We can begin by using Coulomb's Law:
[tex]E = \frac{kq}{r^2}[/tex]
k = Coulomb's Constant (8.99 × 10⁹ Nm²/C²)
E = Electric field strength (N/C)
r = distance from point (m)
q = charge (C)
Since this is a continuous charge, we must use calculus.
We can express this as the following:
[tex]q = \lambda L[/tex]
λ = Linear charge density (C/m)
L = Length of rod (m)
Now, since this is an arc, L = s (arc length). Additionally, we must find the differential elements of each:
[tex]dq = \lambda ds\\\\dq = \lambda rd\theta[/tex]
Our new equation is:
[tex]dE = \frac{kdq}{r^2}\\\\dE = \frac{k\lambda rd\theta}{r^2}[/tex]
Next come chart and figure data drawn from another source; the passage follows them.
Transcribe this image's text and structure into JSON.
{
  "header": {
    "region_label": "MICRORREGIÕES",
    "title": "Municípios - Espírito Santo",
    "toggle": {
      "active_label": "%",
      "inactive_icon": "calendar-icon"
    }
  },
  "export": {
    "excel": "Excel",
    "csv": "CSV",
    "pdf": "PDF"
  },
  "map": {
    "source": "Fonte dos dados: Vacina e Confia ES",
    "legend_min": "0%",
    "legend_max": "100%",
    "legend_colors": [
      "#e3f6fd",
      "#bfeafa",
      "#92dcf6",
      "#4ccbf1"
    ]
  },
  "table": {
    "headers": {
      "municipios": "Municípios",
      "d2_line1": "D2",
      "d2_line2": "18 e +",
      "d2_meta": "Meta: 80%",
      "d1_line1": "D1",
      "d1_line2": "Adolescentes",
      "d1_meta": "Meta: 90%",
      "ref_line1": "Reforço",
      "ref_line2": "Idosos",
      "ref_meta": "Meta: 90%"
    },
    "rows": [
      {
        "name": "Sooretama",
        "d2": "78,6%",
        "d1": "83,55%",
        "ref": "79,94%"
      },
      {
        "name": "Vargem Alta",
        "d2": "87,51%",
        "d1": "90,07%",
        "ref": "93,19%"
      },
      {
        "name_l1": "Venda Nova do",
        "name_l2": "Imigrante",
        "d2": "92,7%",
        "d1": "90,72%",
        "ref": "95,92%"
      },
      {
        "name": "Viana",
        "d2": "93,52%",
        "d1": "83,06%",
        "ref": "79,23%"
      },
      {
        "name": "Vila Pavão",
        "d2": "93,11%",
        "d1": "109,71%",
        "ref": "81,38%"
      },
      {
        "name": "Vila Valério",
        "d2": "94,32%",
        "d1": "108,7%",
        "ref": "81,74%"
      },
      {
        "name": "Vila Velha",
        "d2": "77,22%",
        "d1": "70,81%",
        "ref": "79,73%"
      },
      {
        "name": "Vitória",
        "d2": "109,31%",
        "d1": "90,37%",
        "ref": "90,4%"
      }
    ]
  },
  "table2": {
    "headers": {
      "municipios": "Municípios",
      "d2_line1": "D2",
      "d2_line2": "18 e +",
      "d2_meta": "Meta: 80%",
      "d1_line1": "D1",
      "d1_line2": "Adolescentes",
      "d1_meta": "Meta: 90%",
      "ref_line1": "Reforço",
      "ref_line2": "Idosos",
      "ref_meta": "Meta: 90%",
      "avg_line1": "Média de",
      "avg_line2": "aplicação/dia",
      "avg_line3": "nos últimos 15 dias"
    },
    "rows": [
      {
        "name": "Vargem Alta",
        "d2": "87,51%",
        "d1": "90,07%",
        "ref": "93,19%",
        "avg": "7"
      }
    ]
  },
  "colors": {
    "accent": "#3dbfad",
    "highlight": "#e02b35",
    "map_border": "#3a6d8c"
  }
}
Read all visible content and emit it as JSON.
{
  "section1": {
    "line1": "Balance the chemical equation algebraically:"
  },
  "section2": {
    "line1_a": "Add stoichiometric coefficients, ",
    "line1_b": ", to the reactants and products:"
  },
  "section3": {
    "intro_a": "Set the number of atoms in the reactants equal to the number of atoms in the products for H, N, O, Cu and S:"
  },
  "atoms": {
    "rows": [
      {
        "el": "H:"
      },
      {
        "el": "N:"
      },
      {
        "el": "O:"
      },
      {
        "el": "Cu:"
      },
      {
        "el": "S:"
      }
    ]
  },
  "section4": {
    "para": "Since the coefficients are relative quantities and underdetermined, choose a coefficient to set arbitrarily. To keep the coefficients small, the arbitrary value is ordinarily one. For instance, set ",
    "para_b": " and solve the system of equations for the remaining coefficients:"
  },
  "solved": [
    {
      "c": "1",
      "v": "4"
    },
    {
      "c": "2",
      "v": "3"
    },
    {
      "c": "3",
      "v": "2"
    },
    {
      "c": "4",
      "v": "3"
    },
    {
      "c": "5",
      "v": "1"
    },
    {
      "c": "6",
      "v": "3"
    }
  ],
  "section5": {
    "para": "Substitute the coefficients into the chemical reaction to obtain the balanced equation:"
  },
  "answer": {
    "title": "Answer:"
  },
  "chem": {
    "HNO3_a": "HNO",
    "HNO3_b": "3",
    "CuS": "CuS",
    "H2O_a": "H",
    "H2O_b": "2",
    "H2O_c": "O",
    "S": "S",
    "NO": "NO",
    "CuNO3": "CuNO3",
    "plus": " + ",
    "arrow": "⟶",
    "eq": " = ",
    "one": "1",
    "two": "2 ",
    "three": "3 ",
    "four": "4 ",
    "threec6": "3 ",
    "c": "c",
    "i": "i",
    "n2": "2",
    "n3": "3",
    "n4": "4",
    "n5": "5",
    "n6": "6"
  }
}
However, we will only take the cosine component of the electric field since the vertical components will cancel out. (Electric fields are a vector). Therefore:
[tex]dE = \frac{k\lambda rd\theta}{r^2}cos\theta\\\\dE = \frac{k\lambda}{r}cos\theta d\theta[/tex]
Integrate. For a semicircle, the bounds will be from -π/2 to π/2.
[tex]E = \frac{k\lambda}{r}\int\limits^{\frac{\pi}{2}}_{-\frac{\pi}{2}}} {cos\theta} \, d\theta\\\\E = \frac{k\lambda}{r}sin\theta\left \|{\frac{\pi}{2}} \atop {-\frac{\pi}{2}}} \right. \\\\E = \frac{k\lambda}{r}(1 - (-1)) = \frac{2k\lambda}{r}[/tex]
We need to solve for λ, which is Q/ L:
[tex]\lambda = \frac{3.10 \times 10^{-9} C}{\pi (0.05)} = 1.9735 \times 10^{-8} \frac{C}{m}[/tex]
Now, plug and solve for the electric field strength:
[tex]E = \frac{2(8.99\times 10^9)(1.9735\times 10^{-8})}{0.05} = \boxed{7096.783 \frac{N}{C}}[/tex]
**A diagram was not provided, but if the hemisphere's focus was to the right, the electric field would be to the right, and etcetera.